Machine Learning in the FinTech world

The ML special interest group at the Indian Institute of Science organised a talk by Mr Mayur Thakur and Sreenath Maikkara (Goldman Sachs). Here is a summary of the talk and the key takeaways as interpreted by me.

Speaker Bio: Mayur Thakur is head of the Surveillance Analytics Group in the Global Compliance Division. The Group serve as quantitative experts designing and implementing risk-based surveillances models, on large scale data of the firm. He joined Goldman Sachs as a managing director in 2014. Prior to joining the firm, Mayur worked at Google, where he designed search algorithms for more than seven years. Previously, he was an assistant professor of computer science at the University of Missouri.

The team presenting here, the surveillance team is part of a bigger block called the compliance team. This talk was a wonderful opportunity for me to understand the applications of machine learning and data science in general in the fin tech world.

The speaker started the talk by mentioning how the stakes were pretty high in the financial markets.

  • Fines imposed on corporations are disproportionate to the amount of money made committing the offence.

 

  • The number of regulators in the market is pretty high. As these companies have international operations in different markets, they have to deal with multiple regulators in each of these markets.

The main thesis of the speaker that he wanted his audience to take away was that “Building the data pipeline is much more difficult than applying a machine learning algorithm on it”, which sounded ridiculous at the start especially to someone working on ML algorithms in a research setting but as the talk progressed, the thesis started to make sense.

The key challenges faced by their team, which I am extrapolating to be true across the fin tech world are as follows:

  1. Diverse data sets and formats: Data is collated from diverse sources and each of these sources have their own set of formats that they follow. For example the European desk may follow a different schema when compared to the Tokyo desk.
  2. The size of the data that they have to deal with is huge and it is updated very frequently.
  3. Data from the past can change: This can happen in multiple scenarios one of them being when a manual trade correction is made, your pipeline needs to be built in such a way so that these kind of changes can flow through it without breaking the system.
  4. Surveillance decisions need to be debuggable: This is mostly because of the regulations, one fine day the feds may come knocking on your day asking ‘Why was trade X on Oct 25 2015 not flagged’ and you need to have enough data to be able to explain those decisions taken by your algorithm.
  5. Not real time but need some time guarantees are needed (say T+1).

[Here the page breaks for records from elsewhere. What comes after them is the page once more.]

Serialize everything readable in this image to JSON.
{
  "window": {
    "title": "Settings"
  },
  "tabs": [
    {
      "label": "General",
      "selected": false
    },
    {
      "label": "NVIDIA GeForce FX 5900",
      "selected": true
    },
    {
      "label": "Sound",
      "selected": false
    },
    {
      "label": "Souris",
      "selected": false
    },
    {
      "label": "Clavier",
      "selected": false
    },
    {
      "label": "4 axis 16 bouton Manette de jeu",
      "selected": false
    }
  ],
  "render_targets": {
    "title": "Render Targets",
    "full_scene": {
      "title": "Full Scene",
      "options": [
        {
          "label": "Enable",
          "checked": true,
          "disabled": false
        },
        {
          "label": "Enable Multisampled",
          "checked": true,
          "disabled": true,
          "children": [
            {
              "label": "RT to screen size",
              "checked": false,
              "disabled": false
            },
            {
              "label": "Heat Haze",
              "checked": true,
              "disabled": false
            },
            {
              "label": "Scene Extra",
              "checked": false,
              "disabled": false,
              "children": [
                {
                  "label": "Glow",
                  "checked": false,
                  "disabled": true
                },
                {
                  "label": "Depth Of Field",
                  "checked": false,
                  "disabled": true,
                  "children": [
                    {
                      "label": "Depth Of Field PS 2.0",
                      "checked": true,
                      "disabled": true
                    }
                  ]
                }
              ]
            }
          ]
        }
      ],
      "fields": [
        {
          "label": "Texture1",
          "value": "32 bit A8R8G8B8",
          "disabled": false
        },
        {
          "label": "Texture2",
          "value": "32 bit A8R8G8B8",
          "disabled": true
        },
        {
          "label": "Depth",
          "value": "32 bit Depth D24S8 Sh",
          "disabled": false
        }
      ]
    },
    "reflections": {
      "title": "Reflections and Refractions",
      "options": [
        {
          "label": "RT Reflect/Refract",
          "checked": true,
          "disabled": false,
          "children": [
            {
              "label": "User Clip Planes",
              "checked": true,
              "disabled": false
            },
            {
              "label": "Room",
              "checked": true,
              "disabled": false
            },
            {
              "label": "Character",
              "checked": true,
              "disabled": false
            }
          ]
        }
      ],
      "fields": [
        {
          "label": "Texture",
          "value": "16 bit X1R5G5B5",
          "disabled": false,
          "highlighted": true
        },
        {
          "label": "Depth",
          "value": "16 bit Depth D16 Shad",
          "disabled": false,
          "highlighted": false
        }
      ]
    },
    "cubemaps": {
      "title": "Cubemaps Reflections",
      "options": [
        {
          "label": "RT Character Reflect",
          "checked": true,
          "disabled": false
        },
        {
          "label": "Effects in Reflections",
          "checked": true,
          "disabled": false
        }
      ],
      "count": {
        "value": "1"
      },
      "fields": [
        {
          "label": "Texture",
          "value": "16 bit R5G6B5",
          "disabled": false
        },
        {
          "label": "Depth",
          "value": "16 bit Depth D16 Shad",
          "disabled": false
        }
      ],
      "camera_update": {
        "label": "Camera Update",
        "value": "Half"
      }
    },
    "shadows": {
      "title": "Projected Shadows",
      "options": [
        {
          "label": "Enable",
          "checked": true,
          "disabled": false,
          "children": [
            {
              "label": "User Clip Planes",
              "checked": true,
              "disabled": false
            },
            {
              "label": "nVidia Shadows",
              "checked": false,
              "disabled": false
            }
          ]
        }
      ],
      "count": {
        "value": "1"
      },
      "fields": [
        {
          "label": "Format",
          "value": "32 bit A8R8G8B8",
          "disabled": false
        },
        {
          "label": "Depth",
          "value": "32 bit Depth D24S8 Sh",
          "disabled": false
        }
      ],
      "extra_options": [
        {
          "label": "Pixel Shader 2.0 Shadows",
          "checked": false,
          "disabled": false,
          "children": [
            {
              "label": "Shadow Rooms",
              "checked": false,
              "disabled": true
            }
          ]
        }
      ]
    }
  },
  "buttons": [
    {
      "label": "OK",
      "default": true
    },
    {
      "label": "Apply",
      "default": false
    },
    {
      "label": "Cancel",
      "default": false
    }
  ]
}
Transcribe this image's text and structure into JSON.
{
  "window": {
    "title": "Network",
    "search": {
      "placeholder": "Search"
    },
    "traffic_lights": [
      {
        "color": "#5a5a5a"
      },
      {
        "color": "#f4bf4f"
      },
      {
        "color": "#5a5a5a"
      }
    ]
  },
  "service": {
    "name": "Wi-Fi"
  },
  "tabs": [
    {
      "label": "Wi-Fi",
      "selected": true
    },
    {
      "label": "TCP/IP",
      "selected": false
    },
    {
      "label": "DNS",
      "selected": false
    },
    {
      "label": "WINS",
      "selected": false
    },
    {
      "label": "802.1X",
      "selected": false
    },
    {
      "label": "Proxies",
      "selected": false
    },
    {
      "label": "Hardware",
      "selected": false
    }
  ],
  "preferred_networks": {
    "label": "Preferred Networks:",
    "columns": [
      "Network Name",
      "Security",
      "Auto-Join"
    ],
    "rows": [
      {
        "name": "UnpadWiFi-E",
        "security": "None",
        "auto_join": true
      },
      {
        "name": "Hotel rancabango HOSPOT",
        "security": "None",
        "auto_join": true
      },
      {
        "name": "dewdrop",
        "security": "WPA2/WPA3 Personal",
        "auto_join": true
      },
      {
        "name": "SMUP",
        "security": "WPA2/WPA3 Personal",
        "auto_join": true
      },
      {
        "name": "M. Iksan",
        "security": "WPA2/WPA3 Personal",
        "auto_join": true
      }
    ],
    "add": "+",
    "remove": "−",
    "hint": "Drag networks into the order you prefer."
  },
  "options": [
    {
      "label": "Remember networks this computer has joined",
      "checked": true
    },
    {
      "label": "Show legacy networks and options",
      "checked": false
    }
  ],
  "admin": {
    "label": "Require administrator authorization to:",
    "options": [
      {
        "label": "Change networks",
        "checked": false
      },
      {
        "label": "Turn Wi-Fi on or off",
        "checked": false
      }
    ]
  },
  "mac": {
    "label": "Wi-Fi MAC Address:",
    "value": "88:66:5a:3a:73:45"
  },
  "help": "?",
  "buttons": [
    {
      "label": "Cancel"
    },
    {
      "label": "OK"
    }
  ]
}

There are multiple lines of defence. Each transaction goes through the stack shown below, but generally speaking you don’t want the SEC to come knocking at your doorstep (public safety tip)

Auditing Stack

The architecture that the team uses to overcome these challenges is shown below.

Architecture

 

The Preprocessing pipeline is basically a map reduce job. Each of the Flattened table is a H base table.

This architecture combats the key challenges in the following manner:

  • Diverse datasets & formats -> Preprocessing + common format
  • Size of data -> Hadoop + preprocessing
  • Data from past changes -> Hbase + versioning
  • Decisions need to be debuggable -> Bookkeeping
  • Time guarantees -> MapReduce

Spoofing a case study

To understand the kind of problems that the surveillance team seeks to remedy are diverse, spoofing is a good representative example of this set.

What is spoofing:

You want to sell 300 shares of XYZ at a high price
Artificially inflating the price before you sell would earn a nice profit
Exchanges allow you to submit orders and later cancel them. If you submit many ‘ spoofs’ (fake orders) buy orders first. You’ll create an illusion of buying pressure, to drive up the price.
You then sell your 300 shares of XYZ and then quickly cancel the many fake buy orders.
One of the unique challenges in solving this problem and detecting such transaction is the lack of training data. So supervised training cannot be used in this scenario. The Goldman Sachs team analysed 6 regulatory enforcement cases and identified 4 characteristic features of transactions that attempt spoofing:
Order imbalance
Time to cancel post execution < 1 sec
Level of profit generated by the trades
Marketability

No model for you
The model developed by GS is proprietary and not meant for public consumption (booo)

This talk provided me with key insights into how the FinTech world works, hope this blog post does the same for you. A lot of my assumptions were challenged, for instance who knew that markets around the world could not agree on time, creating the missing millisecond problem.
Apparently some of the exchanges do not keep track of the milliseconds when timestamping the trades wreaking havoc on algorithms such as the one developed by GS to detect spoofing as in the world of algorithmic trading the market changes in milliseconds and they need to keep track of the millisecond on the timestamp to classify a trade as spoofing. Saved by a millisecond.